The MNIST dataset is a handwritten digit recognition dataset utilized extensively in machine learning (ML) and CV research and education. This dataset contains samples representing digits from 0 to 9, with every sample being a 28x28 pixel grayscale image.
Moreover, the effectiveness of the T-Max-Avg pooling technique in transfer learning models, including ChestX, ResNet50, and VGG19, was investigated by performing a series of experiments using the CIFAR-10 dataset. Researchers used the Google Colab for experiments using the LeNet-5 model and a device with NVIDIA GeForce GTX 1050 for the extended experiments.
Significance of the study
Experiments performed using the LeNet-5 CNN model on three datasets demonstrated that the max pooling method was more effective compared to the average pooling method. However, the proposed T-Max-Avg method outperformed both average pooling and max pooling and improved the accuracy of the Avg-TopK pooling method.
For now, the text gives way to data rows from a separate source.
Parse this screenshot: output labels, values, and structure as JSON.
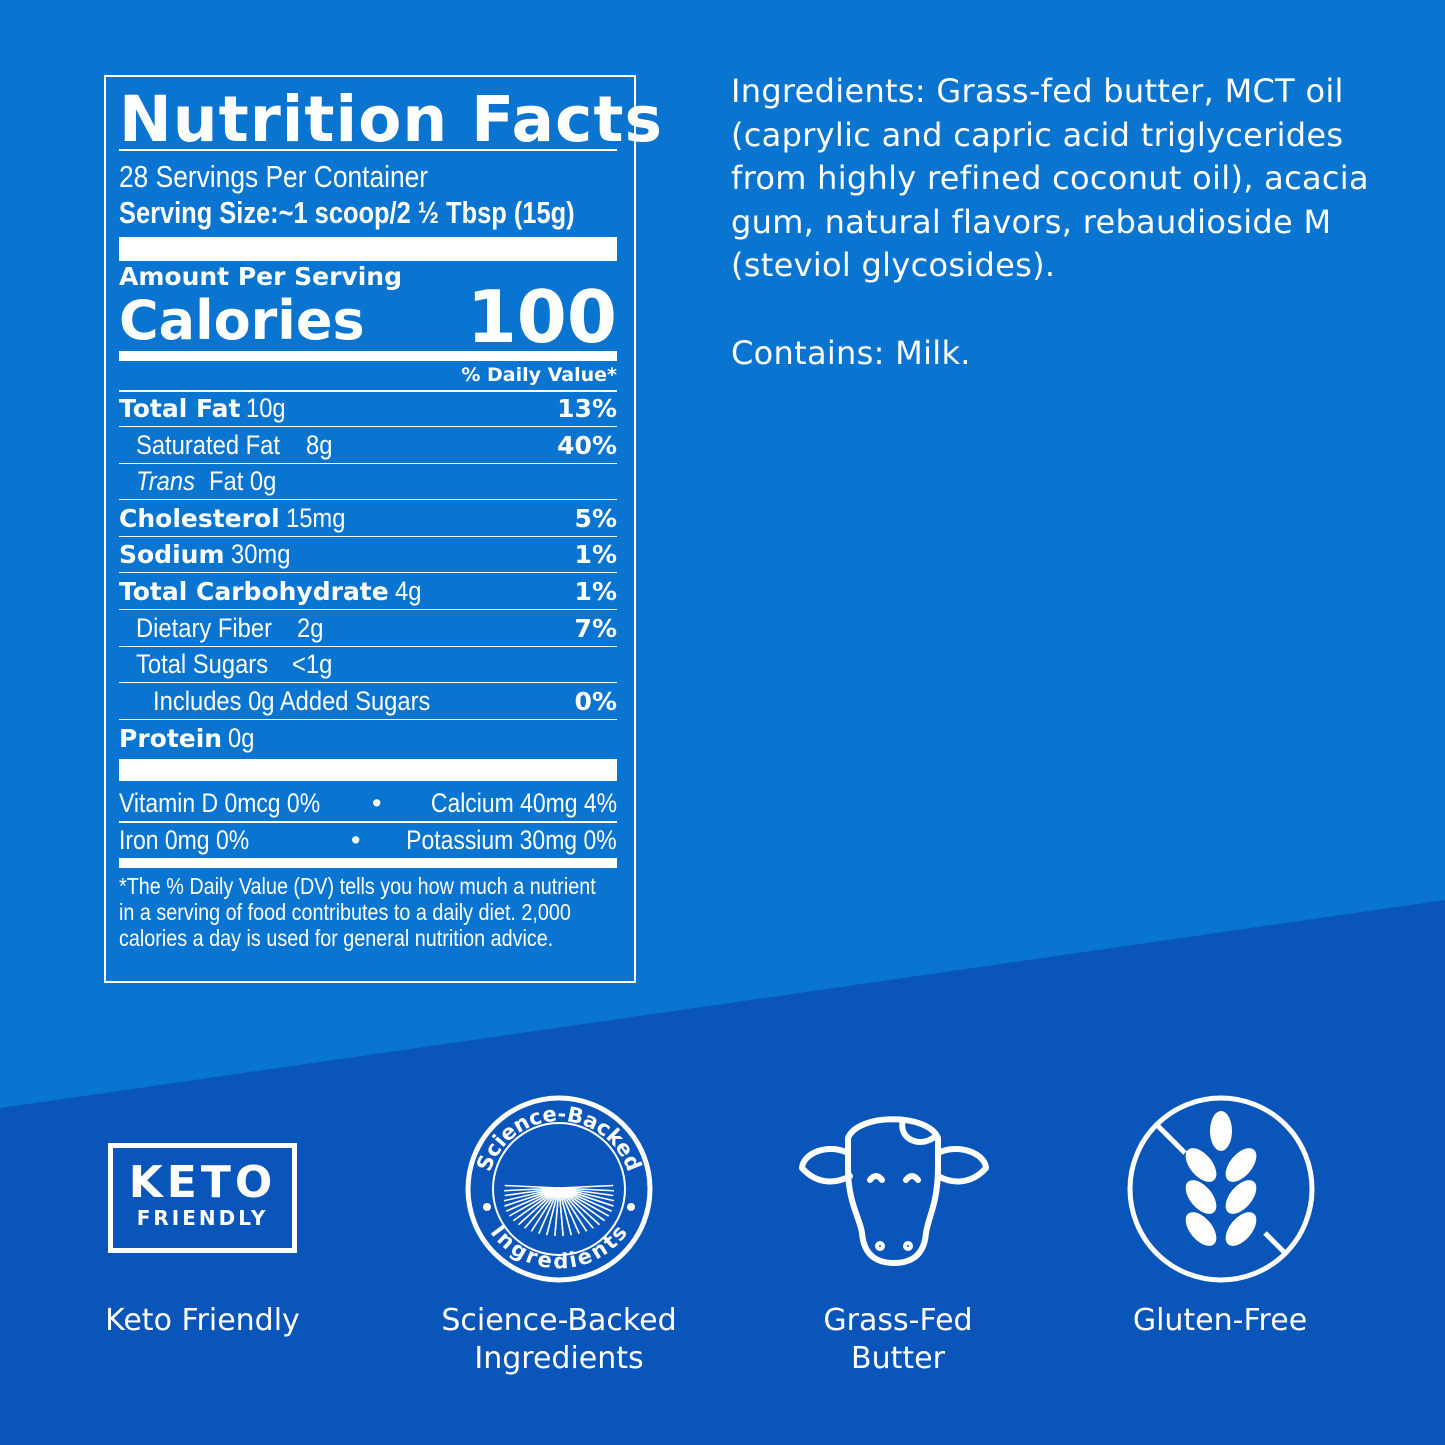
{
  "colors": {
    "background": "#0a74d1",
    "band": "#0a55b9",
    "text": "#ffffff"
  },
  "nutrition": {
    "title": "Nutrition Facts",
    "servings": "28 Servings Per Container",
    "serving_size": "Serving Size:~1 scoop/2 ½ Tbsp (15g)",
    "amount_per_serving": "Amount Per Serving",
    "calories_label": "Calories",
    "calories": "100",
    "dv_header": "% Daily Value*",
    "rows": [
      {
        "name": "Total Fat",
        "amount": "10g",
        "dv": "13%"
      },
      {
        "name": "Saturated Fat",
        "amount": "8g",
        "dv": "40%"
      },
      {
        "name": "Trans",
        "amount": "Fat 0g",
        "dv": ""
      },
      {
        "name": "Cholesterol",
        "amount": "15mg",
        "dv": "5%"
      },
      {
        "name": "Sodium",
        "amount": "30mg",
        "dv": "1%"
      },
      {
        "name": "Total Carbohydrate",
        "amount": "4g",
        "dv": "1%"
      },
      {
        "name": "Dietary Fiber",
        "amount": "2g",
        "dv": "7%"
      },
      {
        "name": "Total Sugars",
        "amount": "<1g",
        "dv": ""
      },
      {
        "name": "Includes 0g Added Sugars",
        "amount": "",
        "dv": "0%"
      },
      {
        "name": "Protein",
        "amount": "0g",
        "dv": ""
      }
    ],
    "vitamins": [
      {
        "left": "Vitamin D 0mcg 0%",
        "right": "Calcium 40mg 4%"
      },
      {
        "left": "Iron 0mg 0%",
        "right": "Potassium 30mg 0%"
      }
    ],
    "footnote": "*The % Daily Value (DV) tells you how much a nutrient in a serving of food contributes to a daily diet. 2,000 calories a day is used for general nutrition advice."
  },
  "ingredients": {
    "text": "Ingredients: Grass-fed butter, MCT oil (caprylic and capric acid triglycerides from highly refined coconut oil), acacia gum, natural flavors, rebaudioside M (steviol glycosides).",
    "contains": "Contains: Milk."
  },
  "badges": [
    {
      "icon": "keto-friendly-icon",
      "icon_text_1": "KETO",
      "icon_text_2": "FRIENDLY",
      "label": "Keto Friendly"
    },
    {
      "icon": "science-backed-icon",
      "icon_text": "Science-Backed • Ingredients",
      "label_1": "Science-Backed",
      "label_2": "Ingredients"
    },
    {
      "icon": "cow-icon",
      "label_1": "Grass-Fed",
      "label_2": "Butter"
    },
    {
      "icon": "gluten-free-icon",
      "label": "Gluten-Free"
    }
  ]
}
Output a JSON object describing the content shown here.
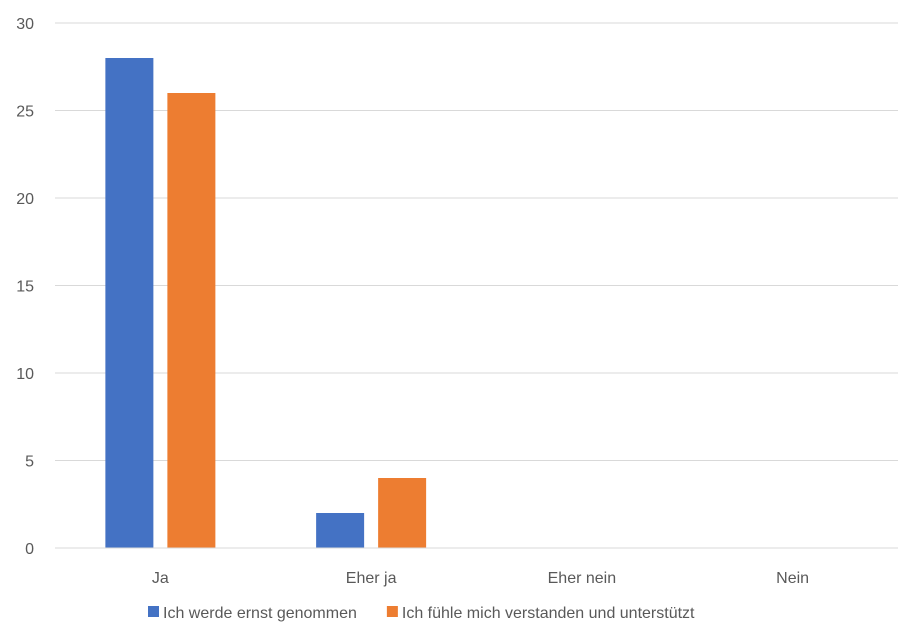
{
  "chart_data": {
    "type": "bar",
    "categories": [
      "Ja",
      "Eher ja",
      "Eher nein",
      "Nein"
    ],
    "series": [
      {
        "name": "Ich werde ernst genommen",
        "values": [
          28,
          2,
          0,
          0
        ],
        "color": "#4472C4"
      },
      {
        "name": "Ich fühle mich verstanden und unterstützt",
        "values": [
          26,
          4,
          0,
          0
        ],
        "color": "#ED7D31"
      }
    ],
    "title": "",
    "xlabel": "",
    "ylabel": "",
    "ylim": [
      0,
      30
    ],
    "yticks": [
      0,
      5,
      10,
      15,
      20,
      25,
      30
    ],
    "grid": true,
    "legend_position": "bottom"
  }
}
The T-Max-Avg pooling method achieved the highest accuracy among all pooling methods on CIFAR-10, CIFAR-100, and MNIST datasets. In the proposed method, selecting a T value of 0.7, K value of six, and pool size of four yielded the highest score for color images, and selecting a T value of 0.8, K value of three, and pool size of three resulted in the highest score for grayscale images.
These results indicated that the T-Max-Avg method can capture feature information more accurately and provide better results during the model training process. Moreover, the T-Max-Avg method attained better results on ChestX and ResNet50 transfer learning models compared to conventional pooling methods when it was applied to these models.
To summarize, the findings of this study demonstrated that the proposed method could effectively address the limitations of conventional pooling methods and offer an alternative option for the expansion and development of existing methods in the field.